A Controversial bid to build more than 100 homes in Bradford has won council officers’ backing despite a wave of opposition.
Skipton Properties wants permission for 104 houses on land off Ryedale Way, Allerton.
Sandy Lane Parish Council is against the scheme but members of Bradford Council’s Regulatory and Appeals Committee will be advised to back the development when they meet on Thursday.
Members of the parish council fear the local education and health capacity is inadequate to meet the increased demand from the new homes. It has also raised concerns about the impact on wildlife.
Coun Bev Porter, chair of Sandy Lane Parish Council, said: “There was a meeting regarding this attended by the agents and there was no one there in support of it except for the agents. I have had emails coming into me. People are extremely concerned – they do not want this development here.
“We have one first school in Sandy Lane and it is full of pre- fabricated buildings. The school was built a long time ago and the playground has had to absorb more and more pre-fabricated classrooms to accommodate the children who are in there.”

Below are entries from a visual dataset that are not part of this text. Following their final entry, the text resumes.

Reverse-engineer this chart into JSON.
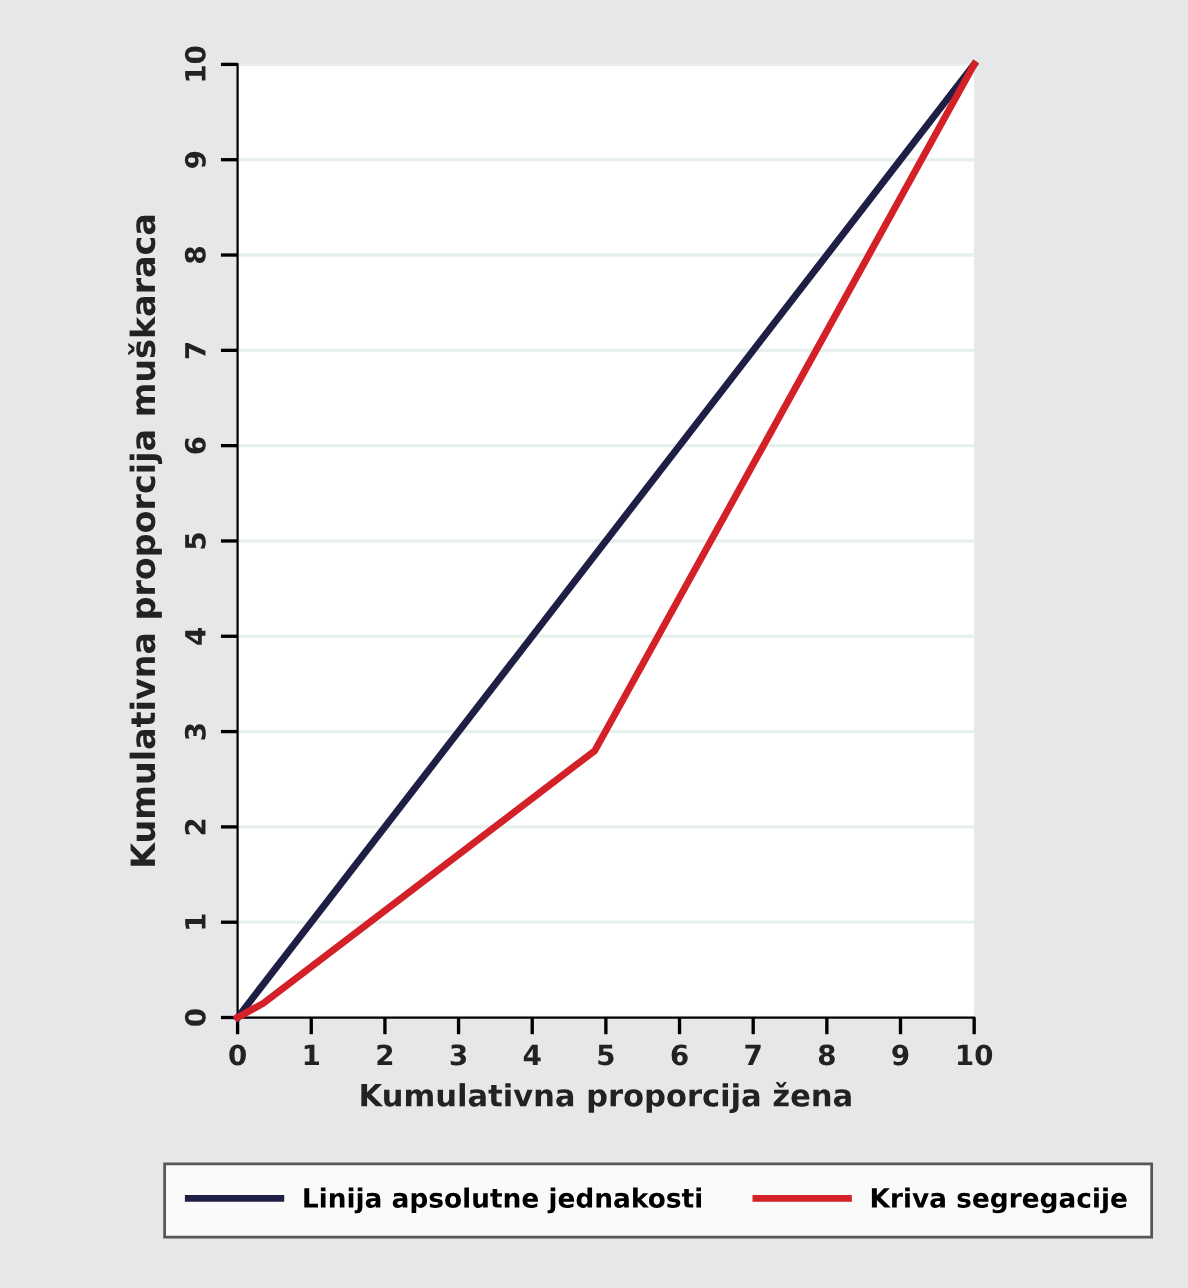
{
  "chart_data": {
    "type": "line",
    "xlabel": "Kumulativna proporcija žena",
    "ylabel": "Kumulativna proporcija muškaraca",
    "series": [
      {
        "name": "Linija apsolutne jednakosti",
        "color": "#1f1f45",
        "x": [
          0,
          10
        ],
        "values": [
          0,
          10
        ]
      },
      {
        "name": "Kriva segregacije",
        "color": "#d42027",
        "x": [
          0,
          0.35,
          4.85,
          10
        ],
        "values": [
          0,
          0.15,
          2.8,
          10
        ]
      }
    ],
    "xlim": [
      0,
      10
    ],
    "ylim": [
      0,
      10
    ],
    "xticks": [
      0,
      1,
      2,
      3,
      4,
      5,
      6,
      7,
      8,
      9,
      10
    ],
    "yticks": [
      0,
      1,
      2,
      3,
      4,
      5,
      6,
      7,
      8,
      9,
      10
    ],
    "grid": "y",
    "legend": "bottom",
    "marker": "none",
    "line_style": "solid"
  }
}
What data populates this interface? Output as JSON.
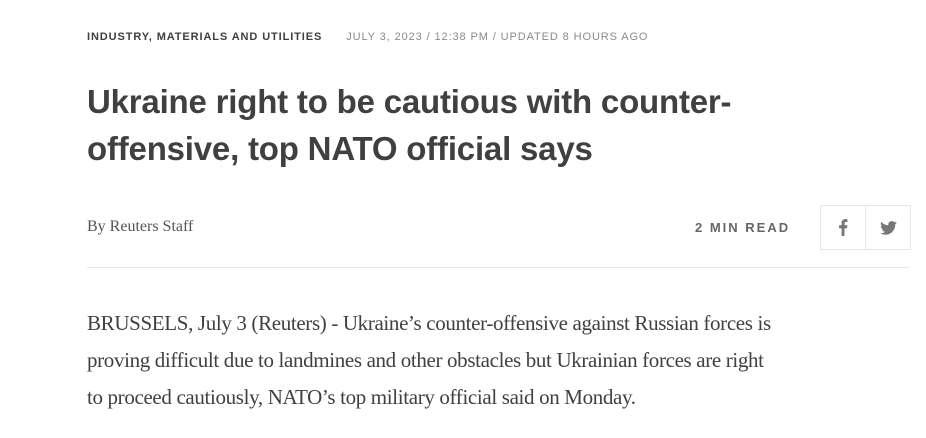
{
  "meta": {
    "category": "INDUSTRY, MATERIALS AND UTILITIES",
    "dateline": "JULY 3, 2023 / 12:38 PM / UPDATED 8 HOURS AGO"
  },
  "headline": "Ukraine right to be cautious with counter-offensive, top NATO official says",
  "byline": "By Reuters Staff",
  "read_time": "2 MIN READ",
  "share": {
    "facebook_icon": "f",
    "twitter_icon": "twitter-bird"
  },
  "body_lines": [
    "BRUSSELS, July 3 (Reuters) - Ukraine’s counter-offensive against Russian forces is",
    "proving difficult due to landmines and other obstacles but Ukrainian forces are right",
    "to proceed cautiously, NATO’s top military official said on Monday."
  ]
}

A total of 56 people have written to Bradford Council objecting to the scheme. Critics have raised fears about traffic and pedestrian safety and claim the development will have an adverse effect on wildlife.
They also fear it will result in a loss of privacy and residential amenity.
A report to be considered by councillors says that the primary schools which are readily accessible from the development are overcrowded and warns that current capacity in these primary schools is being exceeded in some year groups.
It says that future forecasts show an increasing pupil population.
But the report also says: “The proposed housing at Ryedale Way would represent a sustainable form of development. Its economic benefits, including job creation, the New Homes Bonus, and expenditure in the local economy, carry significant weight.”
It points out that Bradford has “experienced such a sizeable and persistent under delivery of housing in recent years, which amounts to a backlog of over 5,000 units since 2008/9.”
The report says: “It is also clear that unless sites such as that at Ryedale Way are successfully implemented and brought to the market this under supply will not only remain unmet but will also grow significantly worse. This in turn will have severe impact on the prospects for regeneration in the district and will exacerbate existing and growing problems of overcrowding and long waiting lists for social housing which already exist in part of the district.”
The proposal includes 10 affordable two-bed houses and six affordable three-bed houses.
Skipton Properties has agreed to a contribution of £435,254 towards primary and secondary education facilities.